Nino Haratischwili, da quale libro iniziare?

Copertina del libro "La gatta e il generale" di Nino Haratischwili. Una barca in mare, un corvo con un cubo di Rubik.

Scritto da

Liliana Marino

Pubblicato il

27 giu 2026

Indice

Ti è mai capitato di iniziare una saga familiare e accorgerti che, dietro le vicende private, si muove l’intera storia di un Paese? Nino Haratischwili costruisce proprio questo tipo di narrativa, intrecciando Georgia, memoria, guerre, amicizie e destini femminili. Qui trovi un profilo dell’autrice, una guida ai suoi principali romanzi in italiano e un percorso pratico per scegliere da quale libro cominciare.

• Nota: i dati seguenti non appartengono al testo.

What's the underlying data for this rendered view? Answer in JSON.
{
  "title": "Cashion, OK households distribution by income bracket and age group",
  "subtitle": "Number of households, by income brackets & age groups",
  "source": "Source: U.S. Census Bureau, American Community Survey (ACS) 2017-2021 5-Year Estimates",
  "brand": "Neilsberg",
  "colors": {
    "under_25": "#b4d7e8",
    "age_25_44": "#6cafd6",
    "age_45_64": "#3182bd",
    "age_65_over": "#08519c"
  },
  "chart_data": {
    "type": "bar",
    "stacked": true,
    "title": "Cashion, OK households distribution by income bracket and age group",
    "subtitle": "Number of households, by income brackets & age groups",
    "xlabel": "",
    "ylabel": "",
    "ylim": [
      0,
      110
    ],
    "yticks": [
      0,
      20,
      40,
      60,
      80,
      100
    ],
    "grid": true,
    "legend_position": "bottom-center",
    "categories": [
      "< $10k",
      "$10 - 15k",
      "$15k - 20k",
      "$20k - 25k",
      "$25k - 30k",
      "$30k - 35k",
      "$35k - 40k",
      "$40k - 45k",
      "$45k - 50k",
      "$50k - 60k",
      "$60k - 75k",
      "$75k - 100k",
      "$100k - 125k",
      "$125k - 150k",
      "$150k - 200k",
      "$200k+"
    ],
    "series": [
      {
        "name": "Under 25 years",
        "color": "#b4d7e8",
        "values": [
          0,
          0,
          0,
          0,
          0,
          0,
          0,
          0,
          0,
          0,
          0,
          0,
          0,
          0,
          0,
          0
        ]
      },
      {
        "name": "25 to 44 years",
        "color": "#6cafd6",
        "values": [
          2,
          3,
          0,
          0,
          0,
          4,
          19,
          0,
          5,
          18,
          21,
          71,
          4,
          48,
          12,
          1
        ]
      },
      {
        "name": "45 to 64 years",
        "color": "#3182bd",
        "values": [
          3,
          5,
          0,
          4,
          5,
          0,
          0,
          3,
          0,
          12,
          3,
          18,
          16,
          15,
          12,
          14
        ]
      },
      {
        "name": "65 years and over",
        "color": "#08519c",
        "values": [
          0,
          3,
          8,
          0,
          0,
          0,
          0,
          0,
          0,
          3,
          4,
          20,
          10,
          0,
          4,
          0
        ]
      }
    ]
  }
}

Una voce tra Georgia, Germania e memoria europea

  • Origini georgiane e formazione teatrale, con una scrittura in lingua tedesca.
  • Libro ideale per iniziare L’ottava vita (per Brilka), se ami le grandi saghe familiari.
  • Romanzo più recente disponibile in italiano La luce che manca, incentrato su quattro amiche nella Tbilisi degli anni Ottanta.
  • Temi ricorrenti memoria, eredità familiare, violenza politica, amicizia e possibilità del perdono.
  • Stile ampio, emotivo e cinematografico, con una forte attenzione ai personaggi femminili.

Chi è Nino Haratischwili e perché è una voce importante

Nata a Tbilisi nel 1983, Haratischwili vive e lavora in Germania. È romanziera, drammaturga e regista teatrale, una combinazione che aiuta a capire la natura molto visiva dei suoi romanzi. Le scene hanno spesso una forte tensione teatrale, mentre i dialoghi fanno avanzare la storia con ritmo e precisione.

La sua identità letteraria nasce dall’incontro tra due mondi. Da una parte c’è la Georgia, con la sua storia segnata dal periodo sovietico, dalla dissoluzione dell’URSS e dai conflitti nel Caucaso. Dall’altra c’è la lingua tedesca, scelta come strumento di scrittura e trasformata in una prosa personale, capace di accogliere ritmo, immagini e registri diversi.

Il riconoscimento internazionale è arrivato soprattutto con L’ottava vita (per Brilka), tradotto in 25 lingue e candidato all’International Booker Prize. L’autrice è stata inoltre due volte finalista al Deutscher Buchpreis e ha ricevuto premi come l’English Pen Award, l’Anna-Seghers-Preis e il Bertolt-Brecht-Preis.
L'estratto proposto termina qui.